Monday’s Grand Rapids Press had an article about performance art entries, describing one work as “a live duet between [Ritsu] Katsumata’s riveting electric violin work and [her husband Stafford] Smith’s digital camera shots and film clips flashing on stacks of television sets.” It’s called Fearscape and is ranked as one of the most controversial of the more than 1,200 entries — “a response to the climate of fear perpetuated by the mass media.” It’s also attracting viewers.
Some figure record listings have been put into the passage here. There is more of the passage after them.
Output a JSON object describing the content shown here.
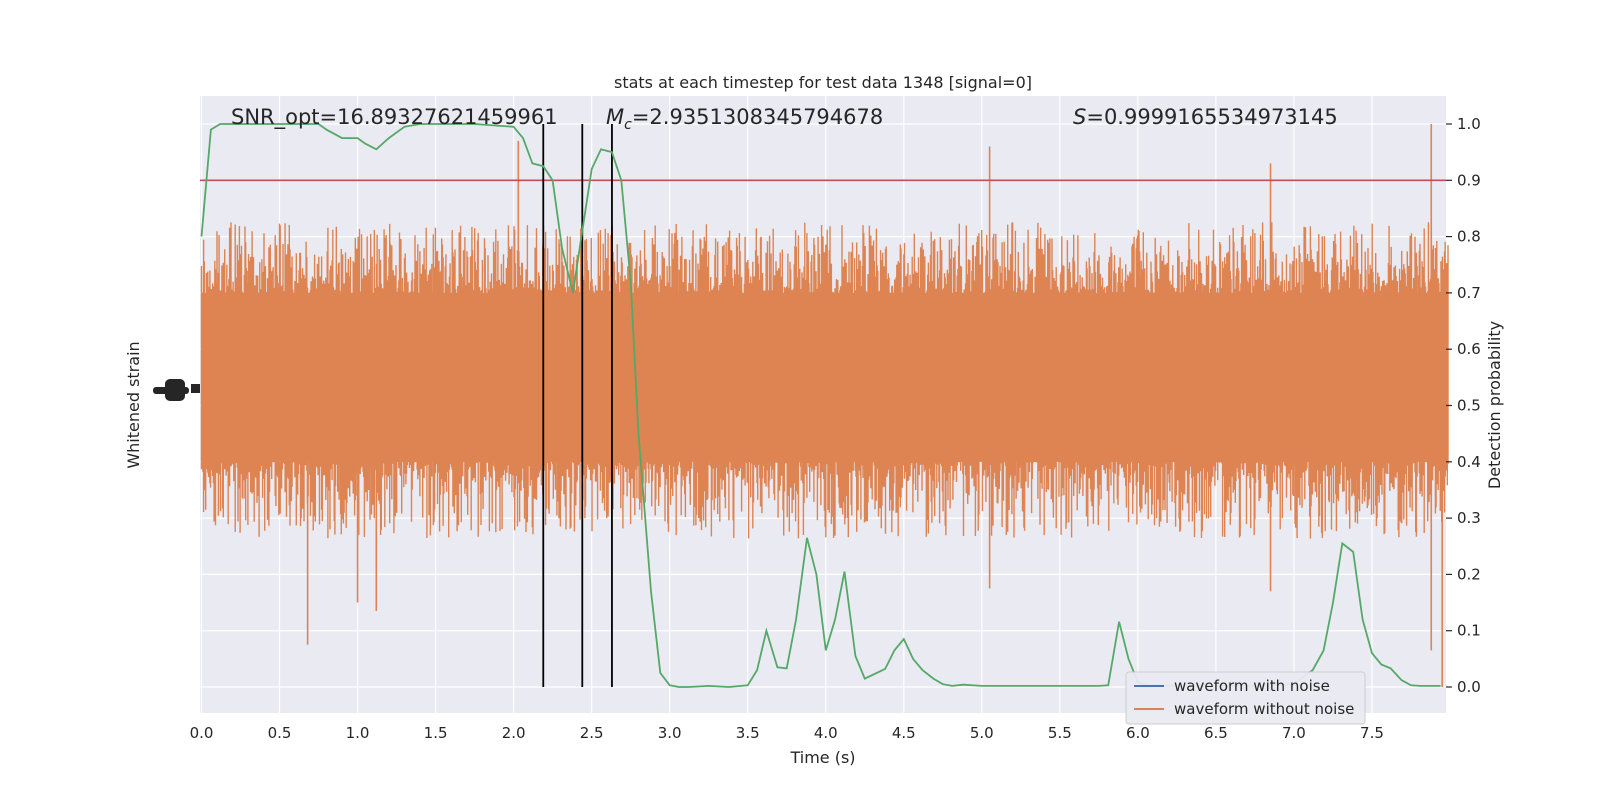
{
  "chart_data": {
    "type": "line",
    "title": "stats at each timestep for test data 1348 [signal=0]",
    "xlabel": "Time (s)",
    "ylabel_left": "Whitened strain",
    "ylabel_right": "Detection probability",
    "xlim": [
      0.0,
      8.0
    ],
    "ylim_right": [
      -0.05,
      1.05
    ],
    "x_ticks": [
      0.0,
      0.5,
      1.0,
      1.5,
      2.0,
      2.5,
      3.0,
      3.5,
      4.0,
      4.5,
      5.0,
      5.5,
      6.0,
      6.5,
      7.0,
      7.5
    ],
    "x_tick_labels": [
      "0.0",
      "0.5",
      "1.0",
      "1.5",
      "2.0",
      "2.5",
      "3.0",
      "3.5",
      "4.0",
      "4.5",
      "5.0",
      "5.5",
      "6.0",
      "6.5",
      "7.0",
      "7.5"
    ],
    "y_right_ticks": [
      0.0,
      0.1,
      0.2,
      0.3,
      0.4,
      0.5,
      0.6,
      0.7,
      0.8,
      0.9,
      1.0
    ],
    "y_right_tick_labels": [
      "0.0",
      "0.1",
      "0.2",
      "0.3",
      "0.4",
      "0.5",
      "0.6",
      "0.7",
      "0.8",
      "0.9",
      "1.0"
    ],
    "grid": true,
    "legend_placement": "lower right",
    "annotations": {
      "snr": "SNR_opt=16.89327621459961",
      "mc_symbol": "M",
      "mc_subscript": "c",
      "mc_value": "=2.9351308345794678",
      "s_symbol": "S",
      "s_value": "=0.9999165534973145"
    },
    "threshold": {
      "y": 0.9,
      "color": "#c44e52"
    },
    "vertical_lines": [
      2.19,
      2.44,
      2.63
    ],
    "noise_envelope": {
      "core_low": 0.4,
      "core_high": 0.7,
      "typical_spike_low": 0.27,
      "typical_spike_high": 0.82,
      "peak_spikes": [
        {
          "x": 0.68,
          "y": 0.075
        },
        {
          "x": 1.0,
          "y": 0.15
        },
        {
          "x": 1.12,
          "y": 0.135
        },
        {
          "x": 2.03,
          "y": 0.97
        },
        {
          "x": 5.05,
          "y": 0.96
        },
        {
          "x": 5.05,
          "y": 0.175
        },
        {
          "x": 6.85,
          "y": 0.93
        },
        {
          "x": 6.85,
          "y": 0.17
        },
        {
          "x": 7.88,
          "y": 1.0
        },
        {
          "x": 7.88,
          "y": 0.065
        },
        {
          "x": 7.95,
          "y": 0.0
        }
      ]
    },
    "series": [
      {
        "name": "waveform with noise",
        "color": "#4c72b0",
        "x": [],
        "y": []
      },
      {
        "name": "waveform without noise",
        "color": "#dd8452"
      },
      {
        "color": "#55a868",
        "x": [
          0.0,
          0.06,
          0.12,
          0.25,
          0.5,
          0.75,
          0.8,
          0.9,
          1.0,
          1.05,
          1.12,
          1.2,
          1.3,
          1.4,
          1.5,
          1.75,
          2.0,
          2.06,
          2.12,
          2.19,
          2.25,
          2.31,
          2.38,
          2.44,
          2.5,
          2.56,
          2.63,
          2.69,
          2.75,
          2.8,
          2.88,
          2.94,
          3.0,
          3.06,
          3.12,
          3.25,
          3.38,
          3.5,
          3.56,
          3.62,
          3.69,
          3.75,
          3.81,
          3.88,
          3.94,
          4.0,
          4.06,
          4.12,
          4.19,
          4.25,
          4.38,
          4.44,
          4.5,
          4.56,
          4.62,
          4.69,
          4.75,
          4.81,
          4.88,
          5.0,
          5.25,
          5.5,
          5.75,
          5.81,
          5.88,
          5.94,
          6.0,
          6.06,
          6.25,
          6.5,
          6.75,
          7.0,
          7.06,
          7.12,
          7.19,
          7.25,
          7.31,
          7.38,
          7.44,
          7.5,
          7.56,
          7.62,
          7.69,
          7.75,
          7.81,
          7.94
        ],
        "y": [
          0.8,
          0.99,
          1.0,
          1.0,
          1.0,
          1.0,
          0.99,
          0.975,
          0.975,
          0.965,
          0.955,
          0.975,
          0.995,
          1.0,
          1.0,
          1.0,
          0.995,
          0.975,
          0.93,
          0.925,
          0.9,
          0.78,
          0.7,
          0.81,
          0.92,
          0.955,
          0.95,
          0.9,
          0.72,
          0.45,
          0.17,
          0.025,
          0.003,
          0.0,
          0.0,
          0.002,
          0.0,
          0.003,
          0.03,
          0.1,
          0.035,
          0.033,
          0.12,
          0.265,
          0.2,
          0.065,
          0.12,
          0.205,
          0.055,
          0.015,
          0.032,
          0.065,
          0.085,
          0.05,
          0.03,
          0.015,
          0.005,
          0.002,
          0.004,
          0.002,
          0.002,
          0.002,
          0.002,
          0.003,
          0.116,
          0.05,
          0.008,
          0.003,
          0.002,
          0.002,
          0.002,
          0.005,
          0.018,
          0.03,
          0.065,
          0.15,
          0.255,
          0.24,
          0.12,
          0.06,
          0.04,
          0.033,
          0.012,
          0.003,
          0.002,
          0.002
        ]
      }
    ]
  }
}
ArtPrize organizers have worked hard to create excitement, including holding regular media briefings and scheduling all kinds of events, every day, published online — like this one. Go to its website, and you’ll see pictures of the (current) top vote-getters, including one by Jason Hackenwerth (above right) and one by Terrence Karpowicz (left).
Even they didn’t plan for some things, though — on Sunday night, strong winds blew through the city, damaging some works, according to WOOD-TV8.
And the excitement has spilled over to the commercial galleries, according to the Press, which described gallery traffic here.
The first-round voting continues until Oct. 1 — Thursday – when you can see the top ten entries. They will go to round two voting. It’s hard to tell what this means for art; there are simply too many artist-participants to study from afar, but I did notice a paucity of women among the top 25.
One artist/musician has already captured local sentiment, or maybe wishful thinking: ”I think we’re beginning to shift the DNA of Grand Rapids,” he told a reporter.
UPDATED: 9/29: I forgot to post a link to this Detroit Free Press article, perhaps the best roundup of what’s going on in Grand Rapids, with good background and some skepticism.